We accept the three formats listed in our metadata documentation.
There should be a value for each field (as seen in the example on that page). Complete metadata gives you the most value and data within the Parse.ly dashboard.
What are the most common metadata mistakes?
The Parse.ly Canonical URL
This is the URL that Parse.ly considers to be the source of truth for the metadata about a particular post or page specified as the “URL” property in a JSON-LD tag.
A single piece of content may have multiple URLs associated with it, but Parse.ly will only retrieve content from the one designated as the canonical URL. For example, you might have the URL example.com/article on your desktop site, while the mobile version is at m.example.com/article. That’s fine, as long as the URL in the metadata is the same text string for both. Similarly, you might serve two different versions of an article: one with an “http” URL, and one with “https.” Again, no problem; just make sure they both have the same Parse.ly canonical URL in their metadata.
The canonical URL allows us to aggregate data together across all URLs that share a common canonical URL. For more details about how this works, read about how the Parse.ly Crawler works.
One of the most common mistakes is omitting or incorrectly specifying the canonical URL. Any variations in the canonical URL, such as:
- http vs https
- urls with and without /,
- different URLs for website vs AMP pages
will result in duplicate posts and skew your data in the Parse.ly dashboard.
Note that the criteria Parse.ly uses to identify the canonical URL differs from the common usage of the term, in that we rarely rely on the value of the <link rel="canonical">
tag.
Metadata
Invalid metadata as a result of small errors is another common problem. Our documentation outlines your metadata formatting options (we recommend JSON-LD).
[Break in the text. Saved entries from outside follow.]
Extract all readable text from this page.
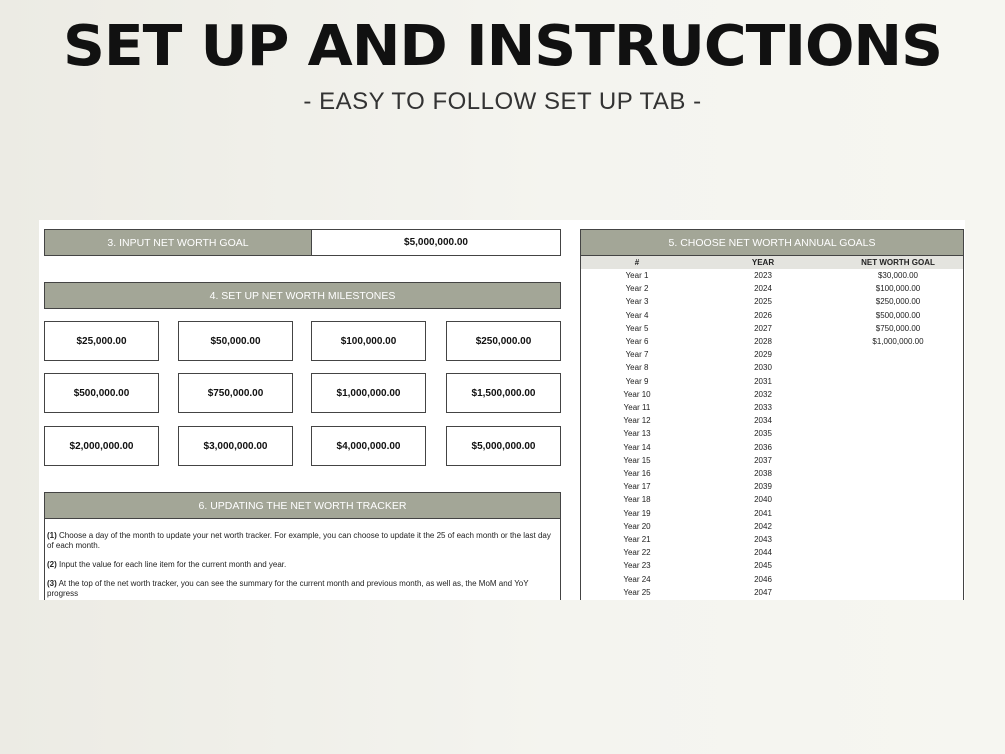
SET UP AND INSTRUCTIONS
- EASY TO FOLLOW SET UP TAB -
3. INPUT NET WORTH GOAL	$5,000,000.00
4. SET UP NET WORTH MILESTONES
$25,000.00	$50,000.00	$100,000.00	$250,000.00
$500,000.00	$750,000.00	$1,000,000.00	$1,500,000.00
$2,000,000.00	$3,000,000.00	$4,000,000.00	$5,000,000.00
6. UPDATING THE NET WORTH TRACKER

(1) Choose a day of the month to update your net worth tracker. For example, you can choose to update it the 25 of each month or the last day of each month.

(2) Input the value for each line item for the current month and year.

(3) At the top of the net worth tracker, you can see the summary for the current month and previous month, as well as, the MoM and YoY progress

5. CHOOSE NET WORTH ANNUAL GOALS
#	YEAR	NET WORTH GOAL
Year 1	2023	$30,000.00
Year 2	2024	$100,000.00
Year 3	2025	$250,000.00
Year 4	2026	$500,000.00
Year 5	2027	$750,000.00
Year 6	2028	$1,000,000.00
Year 7	2029
Year 8	2030
Year 9	2031
Year 10	2032
Year 11	2033
Year 12	2034
Year 13	2035
Year 14	2036
Year 15	2037
Year 16	2038
Year 17	2039
Year 18	2040
Year 19	2041
Year 20	2042
Year 21	2043
Year 22	2044
Year 23	2045
Year 24	2046
Year 25	2047
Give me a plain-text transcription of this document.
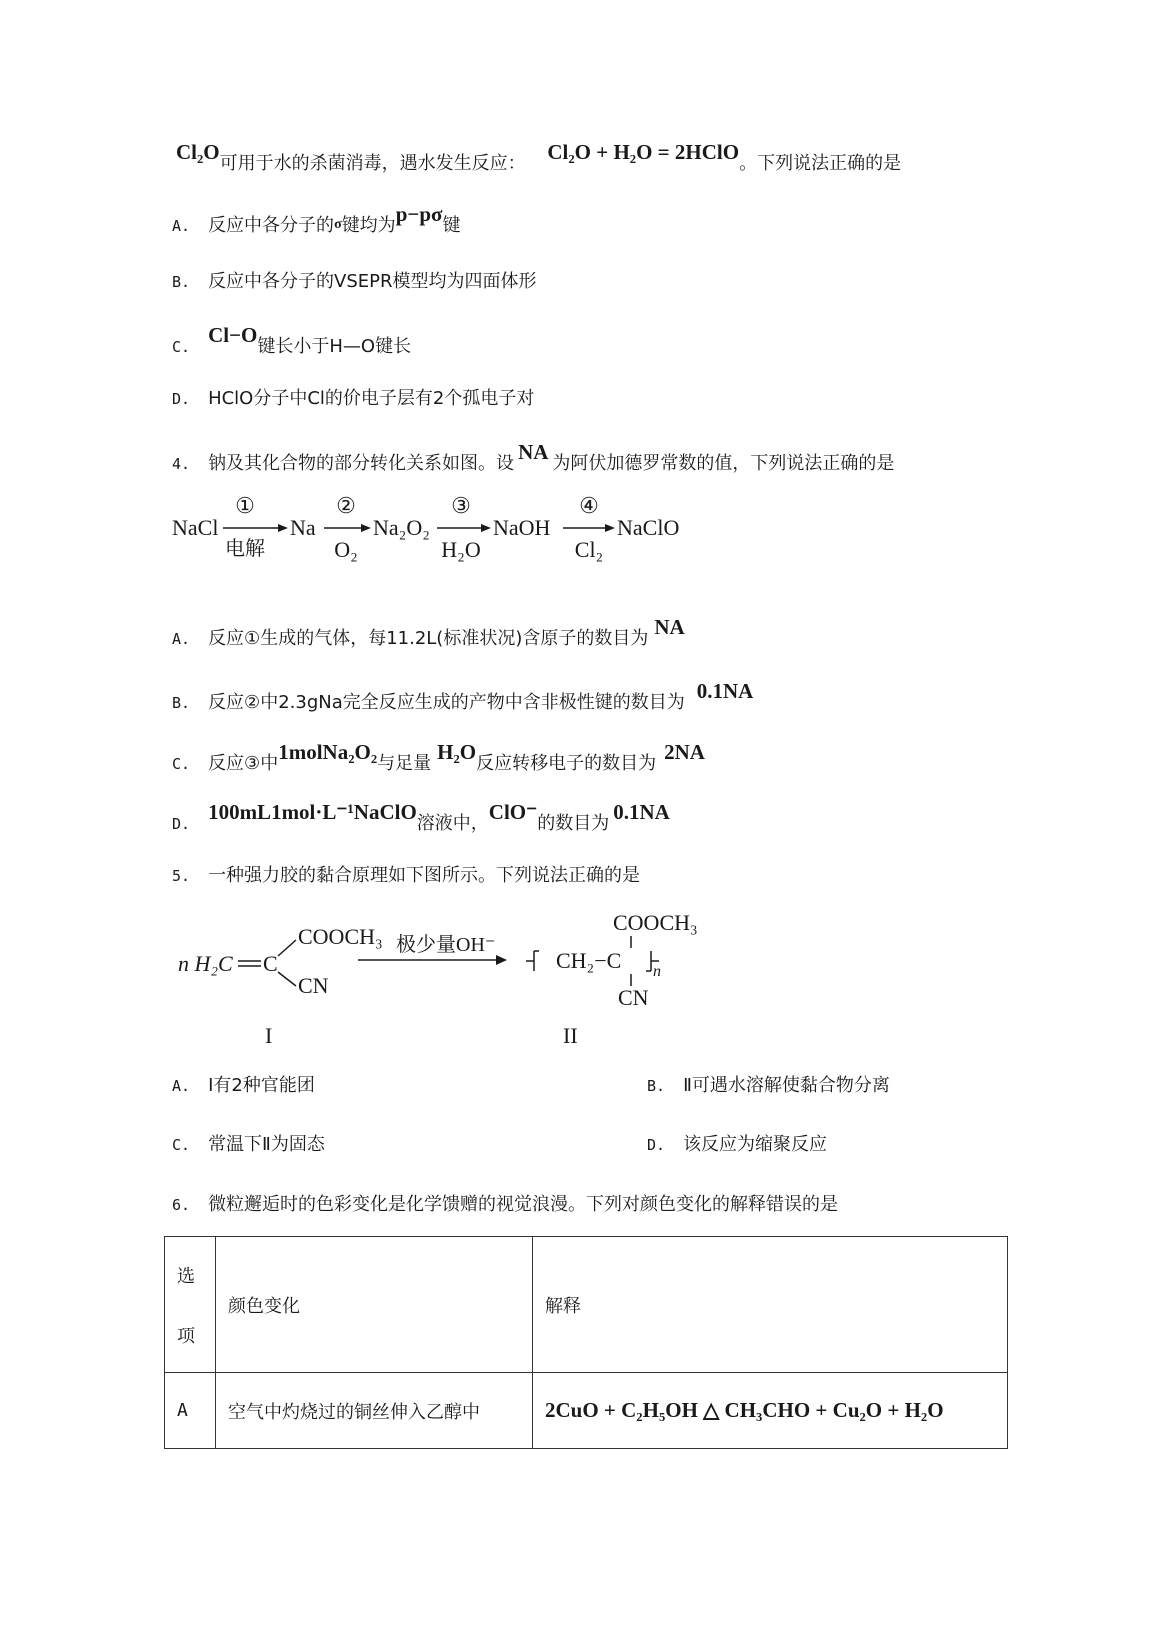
Cl₂O可用于水的杀菌消毒，遇水发生反应： Cl₂O + H₂O = 2HClO。下列说法正确的是
A. 反应中各分子的σ键均为p−pσ键
B. 反应中各分子的VSEPR模型均为四面体形
C. Cl−O键长小于H—O键长
D. HClO分子中Cl的价电子层有2个孤电子对
4. 钠及其化合物的部分转化关系如图。设 NA 为阿伏加德罗常数的值，下列说法正确的是
NaCl	Na	Na₂O₂	NaOH	NaClO
①	②	③	④
电解	O₂	H₂O	Cl₂
A. 反应①生成的气体，每11.2L(标准状况)含原子的数目为 NA
B. 反应②中2.3gNa完全反应生成的产物中含非极性键的数目为 0.1NA
C. 反应③中1molNa₂O₂与足量 H₂O反应转移电子的数目为 2NA
D. 100mL1mol·L⁻¹NaClO溶液中，ClO⁻的数目为 0.1NA
5. 一种强力胶的黏合原理如下图所示。下列说法正确的是
n H₂C C
COOCH₃
CN
极少量OH⁻
COOCH₃
CH₂−C n
CN
I	II
A. Ⅰ有2种官能团	B. Ⅱ可遇水溶解使黏合物分离
C. 常温下Ⅱ为固态	D. 该反应为缩聚反应
6. 微粒邂逅时的色彩变化是化学馈赠的视觉浪漫。下列对颜色变化的解释错误的是
选
项	颜色变化	解释
A	空气中灼烧过的铜丝伸入乙醇中	2CuO + C₂H₅OH △ CH₃CHO + Cu₂O + H₂O
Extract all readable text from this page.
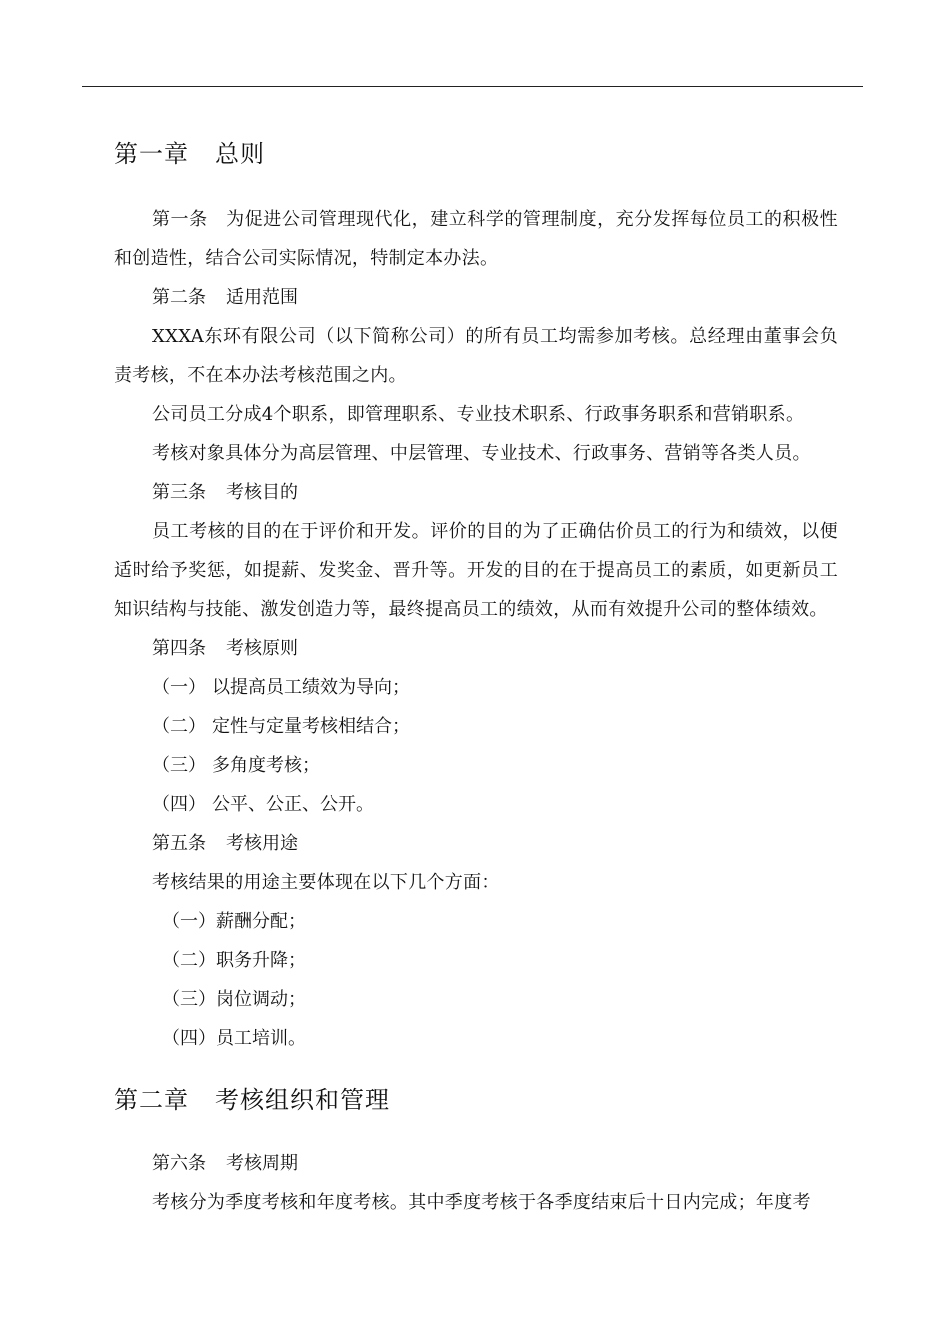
第一章 总则

第一条　为促进公司管理现代化，建立科学的管理制度，充分发挥每位员工的积极性和创造性，结合公司实际情况，特制定本办法。

第二条 适用范围

XXXA东环有限公司（以下简称公司）的所有员工均需参加考核。总经理由董事会负责考核，不在本办法考核范围之内。

公司员工分成4个职系，即管理职系、专业技术职系、行政事务职系和营销职系。

考核对象具体分为高层管理、中层管理、专业技术、行政事务、营销等各类人员。

第三条 考核目的

员工考核的目的在于评价和开发。评价的目的为了正确估价员工的行为和绩效，以便适时给予奖惩，如提薪、发奖金、晋升等。开发的目的在于提高员工的素质，如更新员工知识结构与技能、激发创造力等，最终提高员工的绩效，从而有效提升公司的整体绩效。

第四条 考核原则

（一） 以提高员工绩效为导向；

（二） 定性与定量考核相结合；

（三） 多角度考核；

（四） 公平、公正、公开。

第五条 考核用途

考核结果的用途主要体现在以下几个方面：

（一）薪酬分配；

（二）职务升降；

（三）岗位调动；

（四）员工培训。

第二章 考核组织和管理

第六条 考核周期

考核分为季度考核和年度考核。其中季度考核于各季度结束后十日内完成；年度考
A single error in the metadata tag such as:
- a missing quotation mark
- an unescaped special character
- a field name in the wrong case
- a relative URL
may prevent an article from registering its metadata properly, causing it to show incorrectly as an index or no-metas page in your dashboard. You should escape double quotes within your metadata values.
Article Section Value
You can only list one value for an article’s section, though you can list up to 100 values in the tags/keywords field. This should be formatted as an array of strings. You can also list multiple author values, again as an array of strings. These values are case-sensitive, which is important to remember if you’re trying to pull data from our API. There are examples here for reference.
Many publishers want to track subsections in the tags field. The best way to do that is to separate the section/subsections with a colon in a single tag; for example “sports:football” or “sports:basketball:wnba”.
Publication Date and UTC Time
An article’s publication date should be listed in UTC ISO 8601 format, with no offset, and in UTC in your metadata; for example: “pub_date”: “2013-08-15T13:00:00Z”. We’ll display those dates and times in your dashboard using your local timezone.
Last updated: September 25, 2024